Welcome

Bekerjalah Untuk Makanan Yang Tidak Dapat Binasa....!!!

Tuesday, 5 July 2011

Baca Gali Alkitab Lukas 18:9-14


BACA GALI ALKITAB
by. Fernando Tambunan 
Disampaikan pada acara Baca Gali Alkitab di Radio Teladan 90,4 FM
Jumat,  18 Maret 2011

NATS : LUKAS 18:9-14 ITB




18:9 Dan kepada beberapa orang yang menganggap dirinya benar dan memandang rendah semua orang lain, Yesus mengatakan perumpamaan ini:
18:10 "Ada dua orang pergi ke Bait Allah untuk berdoa; yang seorang adalah Farisi dan yang lain pemungut cukai.
18:11 Orang Farisi itu berdiri dan berdoa dalam hatinya begini: Ya Allah, aku mengucap syukur kepada-Mu, karena aku tidak sama seperti semua orang lain, bukan perampok, bukan orang lalim, bukan pezinah dan bukan juga seperti pemungut cukai ini;
18:12 aku berpuasa dua kali seminggu, aku memberikan sepersepuluh dari segala penghasilanku.
18:13 Tetapi pemungut cukai itu berdiri jauh-jauh, bahkan ia tidak berani menengadah ke langit, melainkan ia memukul diri dan berkata: Ya Allah, kasihanilah aku orang berdosa ini.
18:14 Aku berkata kepadamu: Orang ini pulang ke rumahnya sebagai orang yang dibenarkan Allah dan orang lain itu tidak. Sebab barangsiapa meninggikan diri, ia akan direndahkan dan barangsiapa merendahkan diri, ia akan ditinggikan."

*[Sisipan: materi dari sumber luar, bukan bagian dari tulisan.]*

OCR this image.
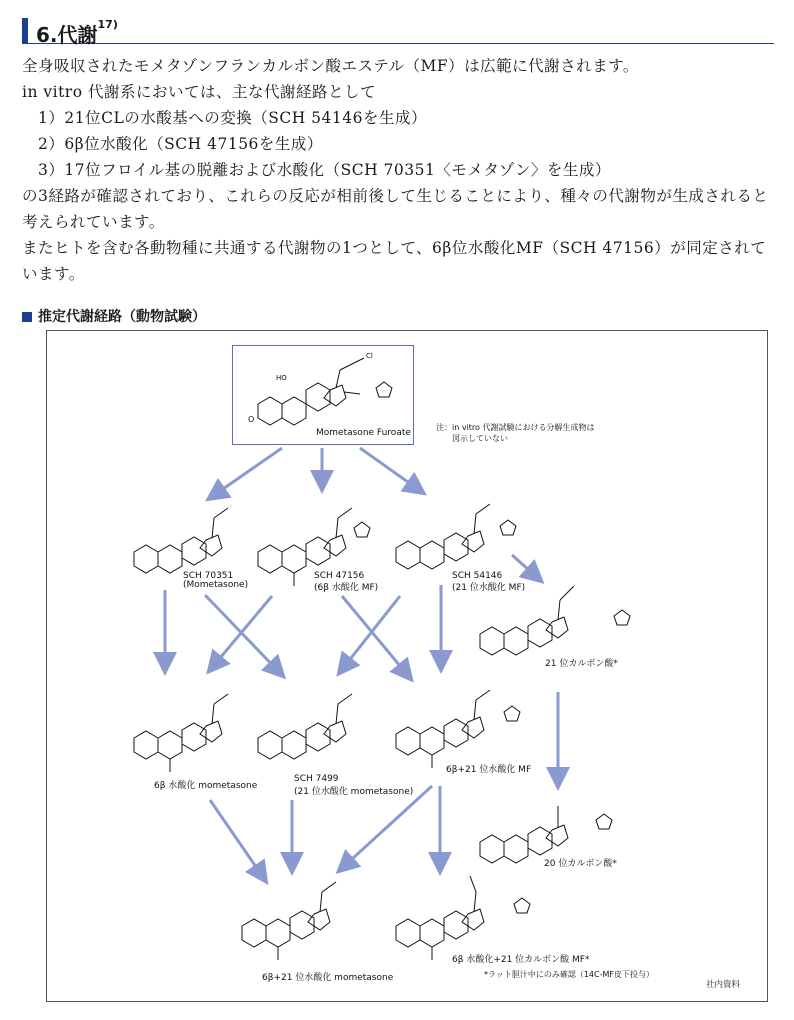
6.代謝$^{17)}$
全身吸収されたモメタゾンフランカルボン酸エステル（MF）は広範に代謝されます。
in vitro 代謝系においては、主な代謝経路として
　1）21位CLの水酸基への変換（SCH 54146を生成）
　2）6β位水酸化（SCH 47156を生成）
　3）17位フロイル基の脱離および水酸化（SCH 70351〈モメタゾン〉を生成）
の3経路が確認されており、これらの反応が相前後して生じることにより、種々の代謝物が生成されると
考えられています。
またヒトを含む各動物種に共通する代謝物の1つとして、6β位水酸化MF（SCH 47156）が同定されて
います。
推定代謝経路（動物試験）
O
HO
Cl
Mometasone Furoate
注：in vitro 代謝試験における分解生成物は
図示していない
SCH 70351
(Mometasone)
SCH 47156
(6β 水酸化 MF)
SCH 54146
(21 位水酸化 MF)
21 位カルボン酸*
6β 水酸化 mometasone
SCH 7499
(21 位水酸化 mometasone)
6β+21 位水酸化 MF
20 位カルボン酸*
6β+21 位水酸化 mometasone
6β 水酸化+21 位カルボン酸 MF*
*ラット胆汁中にのみ確認（14C-MF皮下投与）
社内資料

1.      APA SAJA YANG KUBACA
  1. Ini adalah suatu peristiwa, dimana Yesus menyatakan suatu perumpamaan kepada beberapa orang yang menganggap dirinya benar dan memandang rendah semua, orang lain. (ayat 9)

  1. Di sini Yesus mengkontraskan antara orang Farisi dan pemungut Cukai.

Siapa sebenarnya orang Farisi itu? :
Farisi adalah suatu golongan dari para rabi dan ahli Taurat yang sangat berpengaruh. Mereka berpegang pada Taurat Musa dan pada ”adat istiadat nenek moyang” (Matius 15:2). Seluruh hukum dan peraturan mereka taati secara mutlak, mereka hapal isi hukum taurat dan melakukanya.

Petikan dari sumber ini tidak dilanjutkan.